Invitée dans "C à Vous" le 14 janvier 2014 dernier, Karin Viard a pris - contrairement à Carla Bruni qui préfère ne pas s'en mêler ou à Florence Floresti dans "L'Emission pour tous" - la défense de Julie Gayet très médiatisée ces derniers temps : "Je suis obligée de défendre ma consoeur, moi aussi, que j'aime beaucoup, que je connais un petit peu. Quoi que ce soit qui se passe avec François Hollande - et ça je ne connais même pas -, en tout cas, ce n'est pas quelqu'un qui cherche du boulot". Plutôt franche dans ses propos lorsqu'il s'agit des autres, Karine l'est aussi lorsqu'elle vient à parler d'elle-même.

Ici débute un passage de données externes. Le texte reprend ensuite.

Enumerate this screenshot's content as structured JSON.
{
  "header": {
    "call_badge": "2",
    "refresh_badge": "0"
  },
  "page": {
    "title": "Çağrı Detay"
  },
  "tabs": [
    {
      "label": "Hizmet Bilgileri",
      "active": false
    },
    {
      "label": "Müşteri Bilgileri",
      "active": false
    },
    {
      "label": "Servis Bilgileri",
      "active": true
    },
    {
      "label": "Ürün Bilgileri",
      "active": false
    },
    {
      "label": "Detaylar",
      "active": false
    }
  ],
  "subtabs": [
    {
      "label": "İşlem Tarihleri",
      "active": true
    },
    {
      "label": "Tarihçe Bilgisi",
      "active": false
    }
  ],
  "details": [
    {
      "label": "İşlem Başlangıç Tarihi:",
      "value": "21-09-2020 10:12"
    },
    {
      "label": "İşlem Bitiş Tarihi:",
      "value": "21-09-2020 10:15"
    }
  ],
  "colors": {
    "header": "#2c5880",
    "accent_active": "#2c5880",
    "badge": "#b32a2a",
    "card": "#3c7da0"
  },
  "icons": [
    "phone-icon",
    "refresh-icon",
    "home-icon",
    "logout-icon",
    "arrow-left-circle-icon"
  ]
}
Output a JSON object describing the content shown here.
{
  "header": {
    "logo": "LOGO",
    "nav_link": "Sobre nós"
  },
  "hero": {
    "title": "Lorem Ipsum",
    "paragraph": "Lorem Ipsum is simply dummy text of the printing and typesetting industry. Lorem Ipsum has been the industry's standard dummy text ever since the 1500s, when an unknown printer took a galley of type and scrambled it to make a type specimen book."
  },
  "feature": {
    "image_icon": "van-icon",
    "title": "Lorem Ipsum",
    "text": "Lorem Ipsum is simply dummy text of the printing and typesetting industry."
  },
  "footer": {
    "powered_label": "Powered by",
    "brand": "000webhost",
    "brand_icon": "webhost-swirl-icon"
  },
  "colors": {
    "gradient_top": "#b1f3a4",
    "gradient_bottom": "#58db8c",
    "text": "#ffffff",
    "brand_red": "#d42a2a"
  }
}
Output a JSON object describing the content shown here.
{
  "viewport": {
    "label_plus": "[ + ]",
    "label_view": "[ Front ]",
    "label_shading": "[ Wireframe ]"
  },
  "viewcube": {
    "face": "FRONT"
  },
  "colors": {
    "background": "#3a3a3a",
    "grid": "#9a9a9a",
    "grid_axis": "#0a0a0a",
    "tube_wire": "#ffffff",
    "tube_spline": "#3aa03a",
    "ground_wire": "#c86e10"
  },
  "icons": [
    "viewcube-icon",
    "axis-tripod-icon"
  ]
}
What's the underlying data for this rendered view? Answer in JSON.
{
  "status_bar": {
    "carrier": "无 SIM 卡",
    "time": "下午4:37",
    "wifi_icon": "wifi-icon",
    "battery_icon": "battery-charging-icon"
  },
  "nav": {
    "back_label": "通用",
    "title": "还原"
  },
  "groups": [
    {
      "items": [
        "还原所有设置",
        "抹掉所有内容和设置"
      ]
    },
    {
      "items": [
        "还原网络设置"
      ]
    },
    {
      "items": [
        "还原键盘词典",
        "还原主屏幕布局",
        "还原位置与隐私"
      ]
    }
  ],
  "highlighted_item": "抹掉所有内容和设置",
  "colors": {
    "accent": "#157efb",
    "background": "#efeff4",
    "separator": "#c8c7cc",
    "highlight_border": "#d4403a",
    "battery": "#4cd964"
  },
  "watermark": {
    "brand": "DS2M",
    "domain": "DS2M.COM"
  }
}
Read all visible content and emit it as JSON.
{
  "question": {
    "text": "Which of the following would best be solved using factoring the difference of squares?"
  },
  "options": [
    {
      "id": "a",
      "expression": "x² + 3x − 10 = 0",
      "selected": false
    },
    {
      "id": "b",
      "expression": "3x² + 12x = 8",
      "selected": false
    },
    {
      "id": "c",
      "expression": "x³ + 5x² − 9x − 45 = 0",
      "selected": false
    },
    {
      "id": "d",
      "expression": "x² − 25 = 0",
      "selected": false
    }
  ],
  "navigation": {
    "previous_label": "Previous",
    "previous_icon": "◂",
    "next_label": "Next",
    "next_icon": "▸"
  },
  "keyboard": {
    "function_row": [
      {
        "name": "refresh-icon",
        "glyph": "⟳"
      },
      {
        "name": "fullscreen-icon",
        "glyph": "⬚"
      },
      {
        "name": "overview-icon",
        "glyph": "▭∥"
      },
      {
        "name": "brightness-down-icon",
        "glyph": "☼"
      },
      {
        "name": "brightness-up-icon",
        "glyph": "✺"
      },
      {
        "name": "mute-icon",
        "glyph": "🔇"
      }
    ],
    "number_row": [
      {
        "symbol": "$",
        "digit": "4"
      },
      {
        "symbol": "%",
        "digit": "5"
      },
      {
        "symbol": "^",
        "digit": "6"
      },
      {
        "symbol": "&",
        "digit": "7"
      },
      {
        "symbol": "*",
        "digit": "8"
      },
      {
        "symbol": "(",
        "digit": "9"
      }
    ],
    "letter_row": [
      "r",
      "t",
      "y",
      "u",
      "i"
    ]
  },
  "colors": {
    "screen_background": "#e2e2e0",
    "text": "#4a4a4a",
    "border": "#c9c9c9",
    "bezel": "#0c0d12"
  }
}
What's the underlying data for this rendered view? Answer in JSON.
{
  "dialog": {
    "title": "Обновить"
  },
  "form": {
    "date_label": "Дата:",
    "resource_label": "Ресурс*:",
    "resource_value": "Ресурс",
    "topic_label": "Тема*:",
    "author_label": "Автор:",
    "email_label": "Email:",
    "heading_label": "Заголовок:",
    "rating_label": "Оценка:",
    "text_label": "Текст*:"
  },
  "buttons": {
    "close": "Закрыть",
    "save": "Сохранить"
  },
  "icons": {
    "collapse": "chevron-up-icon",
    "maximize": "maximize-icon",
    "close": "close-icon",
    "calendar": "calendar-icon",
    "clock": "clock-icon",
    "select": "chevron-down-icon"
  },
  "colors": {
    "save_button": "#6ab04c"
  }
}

Interviewée dans le numéro du 20 janvier 2014 de Femme Actuelle, l'actrice en pleine promotion du film "L'amour est un crime parfait" des frères Larrieu revient sur son enfance un peu hors normes et son arrivée dans le cinéma français : "Quand j'étais petite, j'ai vécu des moments pas faciles. Adulte, je me suis dit qu'on ne m'imposerait plus rien. Lorsque je suis arrivée dans le milieu bourgeois du cinéma, je n'avais pas les bonnes manières, les références idoines. J'ai eu une enfance particulière. J'ai été élevée par mes grands-parents. Ils sortaient peu, jouaient aux dominos, regardaient la télé. (...) À l'école, j'étais habillée comme une petite vieille avec la barrette sur le côté. J'étais une gamine larguée. Cette situation n'était pas normale, mais je n'étais pas malheureuse pour autant. Avant, j'avais honte de tout ça, à présent j'en suis très fière. (...) Mes grands-parents n'ont pas eu le souci de m'éduquer, ils m'ont aimée avant tout." Un témoignage très personnel pour l'actrice que l'on ne connaît finalement pas si bien.

Toujours dans les pages de Femme Actuelle, Karine revient sur la disparition de Valérie Benguigui l'une de ses grandes amies qui avait déjà suscité de nombreuses réactions parmi les stars françaises : "Je la considérais comme ma soeur. C'était une soeur juive. On n'était pas issues du même milieu social, mais on avait beaucoup de choses en commun. Elle me manque tellement. Sa disparition m'a bouleversée".